Several hundred years after Nehemiah, when the community of faith were gathered again, at the synagogue, Jesus was invited to read scripture. He read from the scroll of the prophet Isaiah these words:

“The Spirit of the Lord is upon me, because he has anointed me to bring good news to the poor. He has sent me to proclaim release to the captives and recovery of sight to the blind, to let the oppressed go free, to proclaim the year of the Lord’s favor.” As was also the custom, he interpreted, or gave the sense of the text, as Nehemiah says. And for Jesus, the sense of it was to say: this scripture has been fulfilled in your hearing. Or, in other words, this is what I am here for –

to bring good news to the poor.
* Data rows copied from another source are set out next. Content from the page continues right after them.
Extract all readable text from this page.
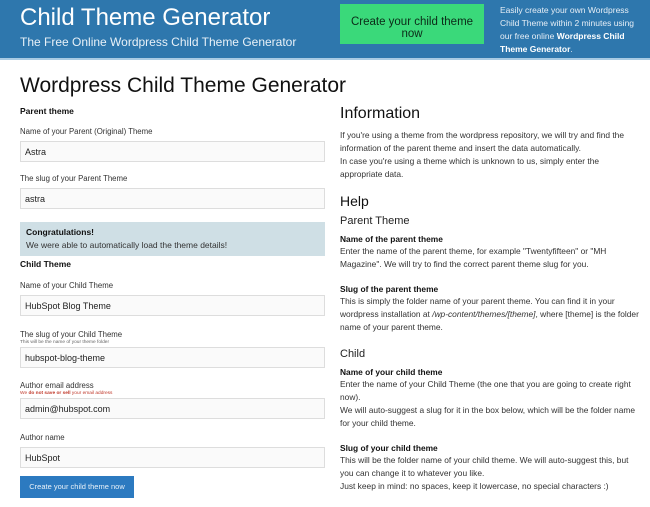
Child Theme Generator
The Free Online Wordpress Child Theme Generator
Create your child theme now
Easily create your own Wordpress Child Theme within 2 minutes using our free online Wordpress Child Theme Generator.
Wordpress Child Theme Generator
Parent theme
Name of your Parent (Original) Theme
Astra
The slug of your Parent Theme
astra
Congratulations!
We were able to automatically load the theme details!
Child Theme
Name of your Child Theme
HubSpot Blog Theme
The slug of your Child Theme
This will be the name of your theme folder
hubspot-blog-theme
Author email address
We do not save or sell your email address
admin@hubspot.com
Author name
HubSpot Create your child theme now
Information

If you're using a theme from the wordpress repository, we will try and find the information of the parent theme and insert the data automatically.

In case you're using a theme which is unknown to us, simply enter the appropriate data.

Help
Parent Theme
Name of the parent theme

Enter the name of the parent theme, for example "Twentyfifteen" or "MH Magazine". We will try to find the correct parent theme slug for you.

Slug of the parent theme

This is simply the folder name of your parent theme. You can find it in your wordpress installation at /wp-content/themes/[theme], where [theme] is the folder name of your parent theme.

Child
Name of your child theme

Enter the name of your Child Theme (the one that you are going to create right now).

We will auto-suggest a slug for it in the box below, which will be the folder name for your child theme.

Slug of your child theme

This will be the folder name of your child theme. We will auto-suggest this, but you can change it to whatever you like.

Just keep in mind: no spaces, keep it lowercase, no special characters :)
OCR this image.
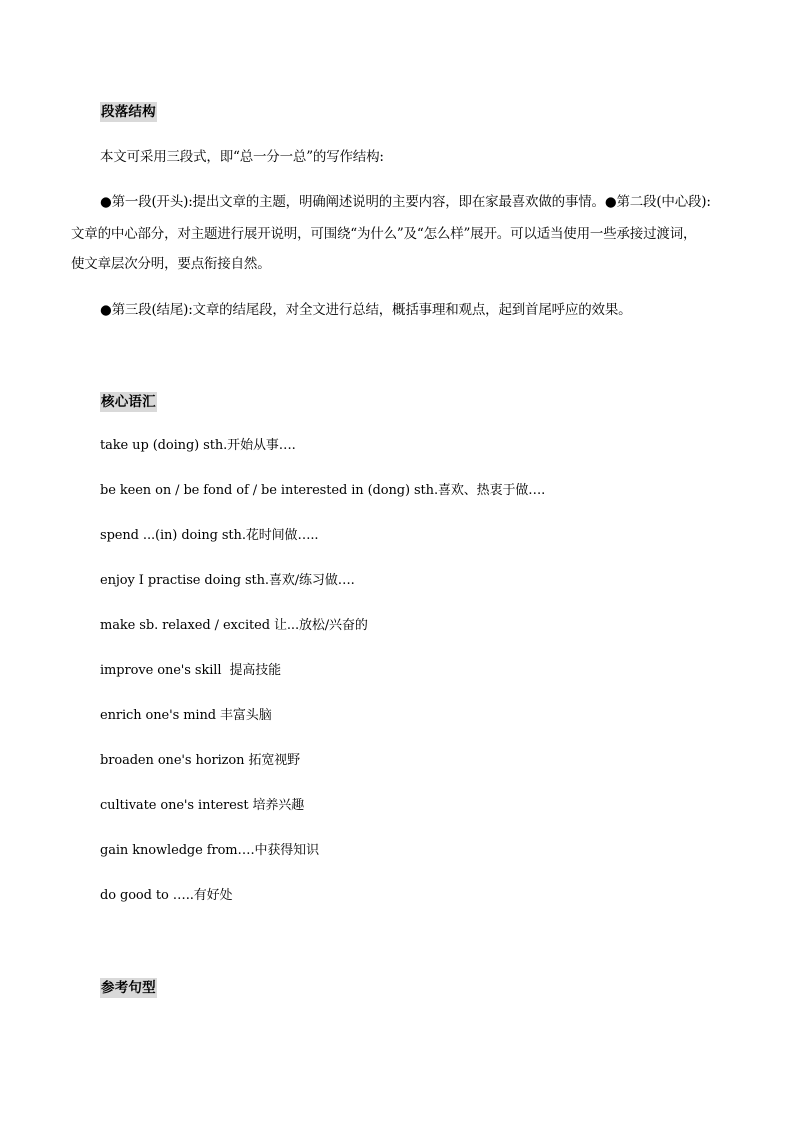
段落结构
本文可采用三段式，即“总一分一总”的写作结构:
●第一段(开头):提出文章的主题，明确阐述说明的主要内容，即在家最喜欢做的事情。●第二段(中心段):
文章的中心部分，对主题进行展开说明，可围绕“为什么”及“怎么样”展开。可以适当使用一些承接过渡词，
使文章层次分明，要点衔接自然。
●第三段(结尾):文章的结尾段，对全文进行总结，概括事理和观点，起到首尾呼应的效果。
核心语汇
take up (doing) sth.开始从事….
be keen on / be fond of / be interested in (dong) sth.喜欢、热衷于做….
spend ...(in) doing sth.花时间做…..
enjoy I practise doing sth.喜欢/练习做….
make sb. relaxed / excited 让...放松/兴奋的
improve one's skill  提高技能
enrich one's mind 丰富头脑
broaden one's horizon 拓宽视野
cultivate one's interest 培养兴趣
gain knowledge from….中获得知识
do good to …..有好处
参考句型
This scripture has been fulfilled in your hearing, and continues to be fulfilled, by the power of the Spirit, through Christ’s church.

Whenever, wherever, and however the community of the faithful gather together around God’s word;

Whenever, wherever, and however the community is feeding and caring for the least of God’s children;

The word is being fulfilled.

Thanks be to God. We all need the good news. May we also be the good news.